The hotel group is currently focused on leveraging artificial intelligence in crafting and assessing the impact of its training programmes. It has reportedly seen benefits to that approach.
“Let’s start a movement, and that’s a collaborative element that we have been talking about. It is not enough for one company or one group of people to be adopting this — we think the entire industry needs to come together to create content for training so that we can enhance our human capital. This is the future. The future is the present right now,” said Longsworth.
She was among panellists discussing ,‘The Strategic Use of Digital Solutions for Destination Resilience and Sustainability’, during the recent Global Tourism Resilience Conference and Expo which was held at Princess Grand Resort in Green Island, Hanover.
During the presentation the senior corporate director reviewed the journey that Sandals, through SCU, had embarked on over the past five years.
The university was launched in 2012, at a time when all learning and development tools were manual. To date, SCU has served 20,297 team members across nine countries within the Caribbean.
In 2019, shortly before the COVID-19 pandemic, Sandals acquired and launched a learning management system that assisted in creating a sustainable training model. The learning management system now has more than 100,000 digital courses available for free to all team members.
This is being used primarily for online courses that are self-paced. It allows for the tracking of training completion, scholarship applications, and approvals. It also allows for performance evaluation as it keeps track of all training hours and sessions.
In 2023 Sandals launched its virtual reality, augmented reality, and artificial intelligence tools for training.
“We have moved fairly quickly, I would say, in 13 years — from pen and paper into digital,” stated Longsworth.
She gave an example of Sandals’ rapid adaptation of digital training.
“Between 2019 [and] 2024 we issued 158,152 digital certificates to our team members at Sandals. Almost half of that number has accrued within the last 12 months,” Longsworth said.
She also provided examples of achievements made in the area of environmental health and food safety training.
“While we were doing training in a face-to-face environment, we were clocking something like over 1,000 hours of training time of the trainer in preparing [and] delivering to the target group. We were also clocking total training days, over 200. You are talking about the target group taking eight months to complete their training — we have transformed that using our digital tools,” explained Longsworth.

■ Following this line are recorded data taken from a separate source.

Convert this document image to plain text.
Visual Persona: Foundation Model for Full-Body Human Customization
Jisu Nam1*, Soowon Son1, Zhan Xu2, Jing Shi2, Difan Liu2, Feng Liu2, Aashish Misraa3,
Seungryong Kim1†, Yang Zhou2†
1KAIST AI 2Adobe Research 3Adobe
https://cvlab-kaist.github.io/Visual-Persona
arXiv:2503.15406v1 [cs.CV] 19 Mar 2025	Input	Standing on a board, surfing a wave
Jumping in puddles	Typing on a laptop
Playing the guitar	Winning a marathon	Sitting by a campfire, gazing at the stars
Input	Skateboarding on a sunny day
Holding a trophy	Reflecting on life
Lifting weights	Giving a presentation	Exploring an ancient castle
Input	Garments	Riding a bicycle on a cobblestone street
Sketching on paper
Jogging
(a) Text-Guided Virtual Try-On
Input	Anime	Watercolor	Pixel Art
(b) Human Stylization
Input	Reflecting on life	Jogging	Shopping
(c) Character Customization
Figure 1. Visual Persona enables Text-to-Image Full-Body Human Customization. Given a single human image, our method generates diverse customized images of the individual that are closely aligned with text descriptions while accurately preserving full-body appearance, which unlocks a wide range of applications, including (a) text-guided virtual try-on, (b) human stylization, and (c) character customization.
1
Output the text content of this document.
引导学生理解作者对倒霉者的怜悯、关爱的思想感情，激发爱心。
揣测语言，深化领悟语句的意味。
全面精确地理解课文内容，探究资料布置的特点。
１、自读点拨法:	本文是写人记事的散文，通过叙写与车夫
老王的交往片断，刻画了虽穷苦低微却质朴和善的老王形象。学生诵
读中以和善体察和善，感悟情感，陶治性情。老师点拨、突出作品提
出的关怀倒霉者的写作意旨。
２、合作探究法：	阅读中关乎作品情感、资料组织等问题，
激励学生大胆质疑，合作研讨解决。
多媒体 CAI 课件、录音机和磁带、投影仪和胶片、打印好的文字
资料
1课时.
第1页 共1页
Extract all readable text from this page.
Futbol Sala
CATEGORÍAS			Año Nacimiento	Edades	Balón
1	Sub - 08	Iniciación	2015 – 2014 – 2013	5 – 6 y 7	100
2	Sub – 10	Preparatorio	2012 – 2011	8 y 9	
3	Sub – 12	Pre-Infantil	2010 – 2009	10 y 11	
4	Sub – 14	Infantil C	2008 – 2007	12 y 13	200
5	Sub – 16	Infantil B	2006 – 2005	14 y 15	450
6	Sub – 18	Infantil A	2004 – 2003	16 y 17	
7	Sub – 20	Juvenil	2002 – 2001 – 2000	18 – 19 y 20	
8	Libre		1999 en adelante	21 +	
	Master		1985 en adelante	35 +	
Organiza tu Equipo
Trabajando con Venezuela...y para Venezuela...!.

“We no longer need to use our training hours for our learning and development professionals; they are now allocated to a lot of other things. And, we have moved from eight months to complete the target group to three months. In three months we can complete 80 per cent of our staff doing the environmental health and food safety training versus eight months before. They are ready to go out on the floor and be very good employees,” she added.
The use of technology has also reduced paper consumption by 71 per cent.
“We have a diploma in hospitality leadership that we [offer in] partner[ship] with FIU [Florida International University] and a company called ALS [Accelerating Leaders]. If we are going to do a manual application process, which is the old system, we would be using somewhere in the range of nine sheets of paper just for the application. With our new system we are using about three. What does that work out for, for our 2024 applicants? Instead of using over 1,200 sheets of papers just for the applications, we are using 357 sheets — and that is a 71 per cent savings just on paper,” argued Longsworth, who said this also makes the process more efficient.